The origin of the Fantastic Four, who were created by Marvel Comics veterans Stan Lee and Jack Kirby in 1961, has been told, retold and revamped over the years, but its basic outline has remained the same: Scientist Reed Richards recruits his pilot buddy Ben Grimm and the brother and sister team of Susan and Johnny Storm to man a spaceship. When they reach outer space, a cosmic ray storm gives them super powers: Sue is Invisible Woman, Johnny is the Human Torch, Reed is the elastic Mr. Fantastic and Ben is the Thing, a walking pile of rocks.

"Fantastic Four" follows this outline loyally, though it casts the group's arch-nemesis Dr. Doom in the middle of the origin story. This time around, Doom ("Nip/Tuck's" Julian McMahon) is a wealthy industrialist who has agreed to bankroll — and join — Reed's space mission. The five of them head into the void, and all are transformed by cosmic rays.

Back on earth, the Four become major celebrities — a turn of events that worries Reed (Ioan Gruffudd) and Sue (Jessica Alba), thrills Johnny (newcomer Chris Evans) and depresses Ben (Michael Chiklis of "The Shield"), who is dismayed by his monstrous appearance. While Reed works at curing Ben, Doom struggles with his own transformation, his company's ailing fortunes and his hatred of Reed.

Director Tim Story, who made his bones with the first "Barbershop" movie, has a sure handle on most of this.

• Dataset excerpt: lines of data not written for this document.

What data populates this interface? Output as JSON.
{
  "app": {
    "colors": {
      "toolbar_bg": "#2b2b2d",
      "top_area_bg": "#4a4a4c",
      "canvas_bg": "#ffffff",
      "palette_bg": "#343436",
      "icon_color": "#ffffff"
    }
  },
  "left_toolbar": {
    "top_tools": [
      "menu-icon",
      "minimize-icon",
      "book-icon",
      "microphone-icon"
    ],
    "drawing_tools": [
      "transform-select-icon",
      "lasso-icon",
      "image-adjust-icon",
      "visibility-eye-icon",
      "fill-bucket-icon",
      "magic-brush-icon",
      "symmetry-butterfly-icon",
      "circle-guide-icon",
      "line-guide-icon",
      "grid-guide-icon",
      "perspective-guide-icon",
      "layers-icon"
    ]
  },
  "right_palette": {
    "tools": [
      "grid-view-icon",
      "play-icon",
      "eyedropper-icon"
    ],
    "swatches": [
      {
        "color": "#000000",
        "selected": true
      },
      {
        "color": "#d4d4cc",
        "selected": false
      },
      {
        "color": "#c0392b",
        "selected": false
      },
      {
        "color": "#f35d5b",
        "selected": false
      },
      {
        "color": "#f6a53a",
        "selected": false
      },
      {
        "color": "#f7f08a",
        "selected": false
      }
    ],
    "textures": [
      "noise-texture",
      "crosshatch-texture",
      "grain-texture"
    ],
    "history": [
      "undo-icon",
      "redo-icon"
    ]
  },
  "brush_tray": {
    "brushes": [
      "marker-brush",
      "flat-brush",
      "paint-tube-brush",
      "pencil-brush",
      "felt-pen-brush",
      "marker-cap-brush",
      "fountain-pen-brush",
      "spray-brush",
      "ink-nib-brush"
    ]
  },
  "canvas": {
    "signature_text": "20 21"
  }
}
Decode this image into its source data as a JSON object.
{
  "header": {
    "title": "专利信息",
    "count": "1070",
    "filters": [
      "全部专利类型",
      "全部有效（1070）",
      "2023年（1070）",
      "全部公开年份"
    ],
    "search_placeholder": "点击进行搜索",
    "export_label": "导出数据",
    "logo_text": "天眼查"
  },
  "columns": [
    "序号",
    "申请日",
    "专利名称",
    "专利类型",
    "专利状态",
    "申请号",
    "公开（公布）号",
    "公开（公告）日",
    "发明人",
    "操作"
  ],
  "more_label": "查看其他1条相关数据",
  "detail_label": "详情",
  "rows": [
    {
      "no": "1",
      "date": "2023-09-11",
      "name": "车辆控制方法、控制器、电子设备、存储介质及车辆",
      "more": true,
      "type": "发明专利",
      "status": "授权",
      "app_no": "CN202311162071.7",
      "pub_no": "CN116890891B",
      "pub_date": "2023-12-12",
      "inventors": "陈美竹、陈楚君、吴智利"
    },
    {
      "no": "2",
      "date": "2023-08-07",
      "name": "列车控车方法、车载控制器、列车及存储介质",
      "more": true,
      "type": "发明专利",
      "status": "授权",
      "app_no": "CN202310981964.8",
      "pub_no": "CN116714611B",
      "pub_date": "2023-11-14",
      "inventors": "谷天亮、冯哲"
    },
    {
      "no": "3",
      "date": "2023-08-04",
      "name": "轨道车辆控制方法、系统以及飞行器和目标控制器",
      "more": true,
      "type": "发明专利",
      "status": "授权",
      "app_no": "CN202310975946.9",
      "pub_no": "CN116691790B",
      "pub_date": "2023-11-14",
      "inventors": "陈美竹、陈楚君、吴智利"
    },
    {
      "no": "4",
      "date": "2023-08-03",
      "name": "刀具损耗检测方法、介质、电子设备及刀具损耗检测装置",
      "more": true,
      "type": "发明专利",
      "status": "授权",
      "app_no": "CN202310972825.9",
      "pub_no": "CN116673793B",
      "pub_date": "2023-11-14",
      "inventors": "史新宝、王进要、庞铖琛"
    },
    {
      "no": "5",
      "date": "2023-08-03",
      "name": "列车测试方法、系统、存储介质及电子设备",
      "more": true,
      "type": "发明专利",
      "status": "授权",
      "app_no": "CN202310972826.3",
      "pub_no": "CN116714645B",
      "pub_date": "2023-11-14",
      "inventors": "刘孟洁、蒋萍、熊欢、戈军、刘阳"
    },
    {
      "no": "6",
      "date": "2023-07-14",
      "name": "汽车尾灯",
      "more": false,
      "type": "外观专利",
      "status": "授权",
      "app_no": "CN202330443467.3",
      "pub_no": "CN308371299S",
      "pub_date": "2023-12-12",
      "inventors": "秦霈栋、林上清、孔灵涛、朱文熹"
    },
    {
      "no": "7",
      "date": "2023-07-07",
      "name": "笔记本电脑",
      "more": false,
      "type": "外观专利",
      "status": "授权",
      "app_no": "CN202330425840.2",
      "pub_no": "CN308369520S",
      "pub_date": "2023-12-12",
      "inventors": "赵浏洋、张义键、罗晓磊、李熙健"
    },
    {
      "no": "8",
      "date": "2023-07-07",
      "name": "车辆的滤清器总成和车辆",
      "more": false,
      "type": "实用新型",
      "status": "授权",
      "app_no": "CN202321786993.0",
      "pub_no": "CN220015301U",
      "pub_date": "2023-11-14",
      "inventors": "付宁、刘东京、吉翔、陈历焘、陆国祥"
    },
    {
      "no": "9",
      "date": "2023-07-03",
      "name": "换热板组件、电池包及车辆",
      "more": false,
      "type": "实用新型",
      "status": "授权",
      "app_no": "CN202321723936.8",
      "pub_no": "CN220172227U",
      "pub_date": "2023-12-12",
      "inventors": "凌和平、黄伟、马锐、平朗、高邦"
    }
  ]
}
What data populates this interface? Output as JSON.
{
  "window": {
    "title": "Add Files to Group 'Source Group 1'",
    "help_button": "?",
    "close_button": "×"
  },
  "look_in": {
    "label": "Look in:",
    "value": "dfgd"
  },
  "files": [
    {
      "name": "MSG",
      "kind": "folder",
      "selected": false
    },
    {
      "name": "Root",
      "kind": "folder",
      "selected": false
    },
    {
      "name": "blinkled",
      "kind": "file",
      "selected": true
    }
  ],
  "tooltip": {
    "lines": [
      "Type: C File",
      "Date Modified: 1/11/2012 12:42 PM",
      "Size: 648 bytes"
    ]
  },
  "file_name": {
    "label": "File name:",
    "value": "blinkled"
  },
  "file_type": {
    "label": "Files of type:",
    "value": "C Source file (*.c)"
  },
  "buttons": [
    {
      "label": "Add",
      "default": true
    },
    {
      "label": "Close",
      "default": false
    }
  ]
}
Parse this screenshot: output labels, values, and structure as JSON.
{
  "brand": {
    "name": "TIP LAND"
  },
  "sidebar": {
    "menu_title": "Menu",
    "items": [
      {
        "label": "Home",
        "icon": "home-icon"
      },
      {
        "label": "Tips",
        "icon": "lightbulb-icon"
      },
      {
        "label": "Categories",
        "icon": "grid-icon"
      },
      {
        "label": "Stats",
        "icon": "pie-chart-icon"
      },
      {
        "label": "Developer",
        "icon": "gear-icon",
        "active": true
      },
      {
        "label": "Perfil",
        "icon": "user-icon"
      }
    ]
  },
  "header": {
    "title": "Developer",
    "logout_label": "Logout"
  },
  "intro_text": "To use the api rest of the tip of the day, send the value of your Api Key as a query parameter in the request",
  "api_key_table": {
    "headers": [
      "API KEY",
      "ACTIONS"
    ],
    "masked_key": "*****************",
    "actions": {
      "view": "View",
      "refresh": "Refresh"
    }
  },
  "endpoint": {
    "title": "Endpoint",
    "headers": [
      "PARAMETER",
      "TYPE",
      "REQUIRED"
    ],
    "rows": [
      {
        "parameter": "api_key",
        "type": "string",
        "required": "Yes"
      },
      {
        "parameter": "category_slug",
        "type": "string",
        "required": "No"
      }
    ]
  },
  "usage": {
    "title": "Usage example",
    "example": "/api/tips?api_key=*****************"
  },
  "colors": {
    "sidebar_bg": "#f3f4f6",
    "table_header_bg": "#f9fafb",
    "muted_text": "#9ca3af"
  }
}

The film is full of small, funny bits: Johnny cooking some Jiffy Pop popcorn in his hand; the Thing, trying to grasp his new responsibilities as a public figure, telling kids to not do drugs; and — my favorite touch — a signed photo from New Wave geek-band Devo that sits on Reed's bedroom dresser, establishing his high-school nerd bona fides.

Story gets good performances out of most of his actors. Evans is the breakout here; he not only nails Johnny's cocky persona, he sinks his toothsome grin into it — those spontaneous bursts of flame seem as much a sign of his temper as his temperature. It's Chiklis, though — emoting better through a rock mask than Jessica Alba does through an excess of mascara — who carries the picture on his sturdy shoulders. He gets Ben's gravelly voice, Brooklyn attitude and sense of self-pity just right.

Chiklis also benefits from the filmmakers' decision to take a cue from the early FF comics and place Ben in a vividly portrayed New York City, not a generic Metropolis or a surreal, gothic Gotham. This is the uncanny thing the film gets right; these people feel like they're located somewhere. In a specific city with bars, diners and mom-and-pop shops, but also in a set of concrete circumstances: They're stuck with each other and with what has happened to their bodies. When the film is in its groove, all of their actions flow naturally from their predicament.

You might expect this sort of human-scale detail from the director of a film like "Barbershop," but Story has the action sequences and special effects down, too. Despite all the fan complaints that preceded the movie's release, the Thing is convincingly craggy and intimidating. And Reed's elasticity is at once fantastical and verite — when he stretches, we see the freckles on his forearms; when his hand slides beneath a door, his fingerprints morph and distort.

Still, this isn't the superhero movie of your dreams. About three-quarters of the way through, it loses its narrative momentum — Reed and Doom, our two movers and shakers, are stuck in their respective workplaces for what seems like forever, tinkering with their gadgets and making plans. And in a few places Story fails to get from A to B to C in a clear manner. The initial space flight, for instance, seems to have been truncated in the editing room: We never see the liftoff; the five astronauts are on Earth and then — presto! — they're in outer space.

Other things — Ben's wife walking around Brooklyn in her lingerie, Ben's turn against Reed late in the film, the casting of Jessica Alba as an MIT grad — make little sense.

Those are more than quibbles, but they're not fatal flaws, either. "Fantastic Four" isn't incredible — or "The Incredibles" — but it knows exactly what it is, and is happy to be no more than that. The only thing it takes seriously is its mission to entertain.